Issus d'un milieu ouvrier, les gérants connaissent le prix de l'argent. Ils n'imaginaient pas partir endettés ou laisser leur bébé mal en point. "On vend un établissement qui fonctionne toujours bien après 14 ans, et mieux que lorsqu'on l'a repris, s'enorgueillit Yann, heureux d'avoir trouvé repreneur cinq ans après la mise en vente de l'établissement, mais aussi triste de la fin de l'aventure. "On est pris par l'émotion. On voulait passer la main, mais quand le moment fatidique arrive, c’est horrible ! Ce samedi, pour la dernière, ça va être intense et triste".
Les tauliers du Why Not s'inquiètent aussi pour l'avenir de communauté LGBTQIA+ en milieu rural. "Les lieux d'accueil du milieu gay sont en train de disparaître dans les campagnes. Il y a de moins en moins d'endroits comme les nôtres. Aussi bien repaire que repère, la discothèque flérienne a permis à beaucoup de s'assumer, et de se déclarer. "Nous étions un club ouvert à tout le monde, on accueillait toute les générations, toutes les catégories sociales se mélangeaient". Et c'était pareil au sein des équipes de la discothèque, du serveur à peine majeur à la chargée de vestiaire sexagénaire. Un melting pot de bonne humeur communicative.
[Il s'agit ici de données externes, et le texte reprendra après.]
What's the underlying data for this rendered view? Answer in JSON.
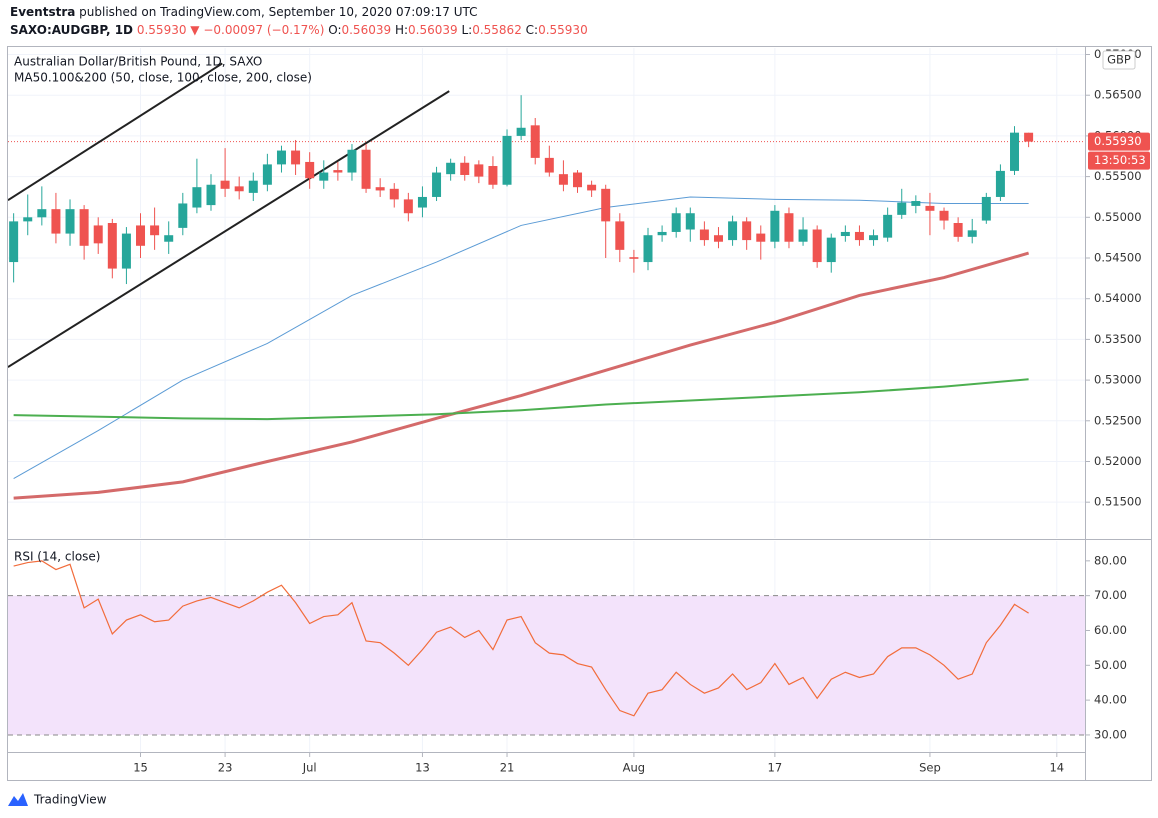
{
  "header": {
    "author": "Eventstra",
    "published": "published on TradingView.com, September 10, 2020 07:09:17 UTC",
    "symbol": "SAXO:AUDGBP, 1D",
    "price": "0.55930",
    "change": "▼ −0.00097 (−0.17%)",
    "ohlc": [
      {
        "label": "O:",
        "value": "0.56039"
      },
      {
        "label": "H:",
        "value": "0.56039"
      },
      {
        "label": "L:",
        "value": "0.55862"
      },
      {
        "label": "C:",
        "value": "0.55930"
      }
    ],
    "currency": "GBP",
    "footer": "TradingView"
  },
  "chart_data": [
    {
      "type": "candlestick",
      "title": "Australian Dollar/British Pound, 1D, SAXO",
      "subtitle": "MA50.100&200 (50, close, 100, close, 200, close)",
      "up_color": "#26a69a",
      "down_color": "#ef5350",
      "grid": true,
      "xlim": [
        -0.4,
        76
      ],
      "xticks": [
        {
          "value": 9,
          "label": "15"
        },
        {
          "value": 15,
          "label": "23"
        },
        {
          "value": 21,
          "label": "Jul"
        },
        {
          "value": 29,
          "label": "13"
        },
        {
          "value": 35,
          "label": "21"
        },
        {
          "value": 44,
          "label": "Aug"
        },
        {
          "value": 54,
          "label": "17"
        },
        {
          "value": 65,
          "label": "Sep"
        },
        {
          "value": 74,
          "label": "14"
        }
      ],
      "ylim": [
        0.5106,
        0.5708
      ],
      "yticks": [
        {
          "value": 0.515,
          "label": "0.51500"
        },
        {
          "value": 0.52,
          "label": "0.52000"
        },
        {
          "value": 0.525,
          "label": "0.52500"
        },
        {
          "value": 0.53,
          "label": "0.53000"
        },
        {
          "value": 0.535,
          "label": "0.53500"
        },
        {
          "value": 0.54,
          "label": "0.54000"
        },
        {
          "value": 0.545,
          "label": "0.54500"
        },
        {
          "value": 0.55,
          "label": "0.55000"
        },
        {
          "value": 0.555,
          "label": "0.55500"
        },
        {
          "value": 0.56,
          "label": "0.56000"
        },
        {
          "value": 0.565,
          "label": "0.56500"
        },
        {
          "value": 0.57,
          "label": "0.57000"
        }
      ],
      "open": [
        0.5445,
        0.5495,
        0.55,
        0.551,
        0.548,
        0.551,
        0.549,
        0.5493,
        0.5437,
        0.549,
        0.549,
        0.547,
        0.5487,
        0.5512,
        0.5515,
        0.5545,
        0.5538,
        0.553,
        0.554,
        0.5565,
        0.5582,
        0.5568,
        0.5545,
        0.5558,
        0.5555,
        0.5583,
        0.5537,
        0.5535,
        0.5522,
        0.5512,
        0.5525,
        0.5553,
        0.5567,
        0.5565,
        0.5563,
        0.554,
        0.56,
        0.5613,
        0.5573,
        0.5553,
        0.5555,
        0.554,
        0.5535,
        0.5495,
        0.5451,
        0.5445,
        0.5478,
        0.5482,
        0.5485,
        0.5485,
        0.5478,
        0.5472,
        0.5495,
        0.548,
        0.547,
        0.5505,
        0.547,
        0.5485,
        0.5445,
        0.5477,
        0.5482,
        0.5472,
        0.5475,
        0.5503,
        0.5514,
        0.5514,
        0.5508,
        0.5493,
        0.5476,
        0.5496,
        0.5525,
        0.5557,
        0.56039
      ],
      "high": [
        0.5505,
        0.5528,
        0.5538,
        0.553,
        0.5522,
        0.5515,
        0.55,
        0.5498,
        0.5488,
        0.5505,
        0.5512,
        0.5495,
        0.553,
        0.5572,
        0.5553,
        0.5585,
        0.555,
        0.5555,
        0.5578,
        0.5588,
        0.5595,
        0.558,
        0.557,
        0.5568,
        0.559,
        0.559,
        0.5548,
        0.5542,
        0.553,
        0.5538,
        0.5562,
        0.5572,
        0.5575,
        0.557,
        0.5575,
        0.5608,
        0.565,
        0.5622,
        0.5588,
        0.557,
        0.5558,
        0.5545,
        0.554,
        0.5505,
        0.546,
        0.5487,
        0.549,
        0.5512,
        0.5512,
        0.5495,
        0.5488,
        0.5502,
        0.55,
        0.549,
        0.5515,
        0.5512,
        0.55,
        0.549,
        0.548,
        0.549,
        0.549,
        0.5485,
        0.5512,
        0.5535,
        0.5527,
        0.553,
        0.5512,
        0.55,
        0.5498,
        0.553,
        0.5565,
        0.5612,
        0.56039
      ],
      "low": [
        0.542,
        0.5478,
        0.549,
        0.5468,
        0.5465,
        0.5448,
        0.5455,
        0.5425,
        0.5418,
        0.545,
        0.546,
        0.5455,
        0.5478,
        0.5505,
        0.5508,
        0.5525,
        0.5522,
        0.552,
        0.5532,
        0.5555,
        0.5552,
        0.5535,
        0.5535,
        0.5545,
        0.5545,
        0.553,
        0.5525,
        0.5512,
        0.5495,
        0.55,
        0.552,
        0.5545,
        0.5545,
        0.5542,
        0.5535,
        0.5538,
        0.5595,
        0.5565,
        0.555,
        0.5532,
        0.553,
        0.5525,
        0.545,
        0.5445,
        0.5432,
        0.5435,
        0.547,
        0.5475,
        0.547,
        0.5465,
        0.5462,
        0.5465,
        0.546,
        0.5448,
        0.5462,
        0.5462,
        0.5465,
        0.5438,
        0.5432,
        0.547,
        0.5465,
        0.5465,
        0.547,
        0.5498,
        0.5505,
        0.5478,
        0.5485,
        0.547,
        0.5468,
        0.5492,
        0.552,
        0.5552,
        0.55862
      ],
      "close": [
        0.5495,
        0.55,
        0.551,
        0.548,
        0.551,
        0.5465,
        0.5468,
        0.5437,
        0.548,
        0.5465,
        0.5478,
        0.5478,
        0.5517,
        0.5537,
        0.554,
        0.5535,
        0.5532,
        0.5545,
        0.5565,
        0.5582,
        0.5565,
        0.5548,
        0.5555,
        0.5555,
        0.5583,
        0.5535,
        0.5533,
        0.5522,
        0.5505,
        0.5525,
        0.5555,
        0.5567,
        0.5552,
        0.555,
        0.554,
        0.56,
        0.561,
        0.5573,
        0.5555,
        0.554,
        0.5537,
        0.5533,
        0.5495,
        0.546,
        0.5449,
        0.5478,
        0.5482,
        0.5505,
        0.5505,
        0.5472,
        0.547,
        0.5495,
        0.5472,
        0.547,
        0.5508,
        0.547,
        0.5485,
        0.5445,
        0.5475,
        0.5482,
        0.5472,
        0.5478,
        0.5503,
        0.5518,
        0.552,
        0.5508,
        0.5496,
        0.5476,
        0.5484,
        0.5525,
        0.5557,
        0.5604,
        0.5593
      ],
      "price_label": "0.55930",
      "countdown": "13:50:53",
      "ma_series": [
        {
          "color": "#5b9bd5",
          "width": 1,
          "x": [
            0,
            6,
            12,
            18,
            24,
            30,
            36,
            42,
            48,
            54,
            60,
            66,
            72
          ],
          "values": [
            0.5179,
            0.5238,
            0.53,
            0.5345,
            0.5404,
            0.5445,
            0.549,
            0.5512,
            0.5525,
            0.5522,
            0.5521,
            0.5517,
            0.5517
          ]
        },
        {
          "color": "#d46a6a",
          "width": 3,
          "x": [
            0,
            6,
            12,
            18,
            24,
            30,
            36,
            42,
            48,
            54,
            60,
            66,
            72
          ],
          "values": [
            0.5155,
            0.5162,
            0.5175,
            0.52,
            0.5224,
            0.5253,
            0.5281,
            0.5312,
            0.5343,
            0.5371,
            0.5404,
            0.5426,
            0.5456
          ]
        },
        {
          "color": "#4caf50",
          "width": 2,
          "x": [
            0,
            12,
            18,
            24,
            30,
            36,
            42,
            48,
            54,
            60,
            66,
            72
          ],
          "values": [
            0.5257,
            0.5253,
            0.5252,
            0.5255,
            0.5258,
            0.5263,
            0.527,
            0.5275,
            0.528,
            0.5285,
            0.5292,
            0.5301
          ]
        }
      ],
      "drawings": [
        {
          "color": "#222222",
          "x": [
            -0.4,
            14.8
          ],
          "values": [
            0.5521,
            0.5689
          ]
        },
        {
          "color": "#222222",
          "x": [
            -0.4,
            30.9
          ],
          "values": [
            0.5316,
            0.5655
          ]
        }
      ]
    },
    {
      "type": "line",
      "title": "RSI (14, close)",
      "color": "#f26c3b",
      "band": [
        30,
        70
      ],
      "band_color": "#f3e3fb",
      "xlim": [
        -0.4,
        76
      ],
      "ylim": [
        25.1,
        85.7
      ],
      "yticks": [
        {
          "value": 30,
          "label": "30.00"
        },
        {
          "value": 40,
          "label": "40.00"
        },
        {
          "value": 50,
          "label": "50.00"
        },
        {
          "value": 60,
          "label": "60.00"
        },
        {
          "value": 70,
          "label": "70.00"
        },
        {
          "value": 80,
          "label": "80.00"
        }
      ],
      "values": [
        78.5,
        79.5,
        80,
        77.5,
        79,
        66.5,
        69,
        59,
        63,
        64.5,
        62.5,
        63,
        67,
        68.5,
        69.5,
        68,
        66.5,
        68.5,
        71,
        73,
        68,
        62,
        64,
        64.5,
        68,
        57,
        56.5,
        53.5,
        50,
        54.5,
        59.5,
        61,
        58,
        60,
        54.5,
        63,
        64,
        56.5,
        53.5,
        53,
        50.5,
        49.5,
        43,
        37,
        35.5,
        42,
        43,
        48,
        44.5,
        42,
        43.5,
        47.5,
        43,
        45,
        50.5,
        44.5,
        46.5,
        40.5,
        46,
        48,
        46.5,
        47.5,
        52.5,
        55,
        55,
        53,
        50,
        46,
        47.5,
        56.5,
        61.5,
        67.5,
        65
      ]
    }
  ]
}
La discothèque rouvrira courant janvier
En jetant un coup d'œil dans le rétroviseur, Gérard Samoyau et Yann Siloret sont émus et fiers. Ils ont fait venir de grands DJ, organisé des soirées délurées, la plupart du temps déguisées, dans des décorums ultra-créatifs. Les guests improbables se sont succédés, de Djibril Cissé à Jean-Luc Lahaye, en passant par Francky Vincent. Surtout, Régine est venu adouber le nightclub flérien. "C'était la consécration. Elle a eu 23 discothèques dans le monde entier, et elle a toujours été attentionnée avec nous, nous glissant des conseils dès qu'elle le pouvait."
A l'amorce de cet ultime week-end, les préparatifs ne sont toutefois "pas aussi joyeux" que d'habitude. Yann et Gégé ont bien conscience que l'après sera difficile. Mais arrêter, ou plutôt couper, était une nécessité. "On aimerait bien ouvrir un bar de nuit, ou une paillotte, confient-ils, rester dans le domaine, mais plus se coucher à 9h du matin". En Normandie, en France ou à l'étranger ? Ils ne s'interdisent rien.
Seule certitude, ils ne resteront pas longtemps inactifs. Quant à la discothèque flérienne, elle rouvrira courant janvier, avec un nouveau concept et un nom différent. D'ici là, le Why Not Club ouvre encore deux nuits, pour les derniers adieux avant la fermeture et la nostalgie.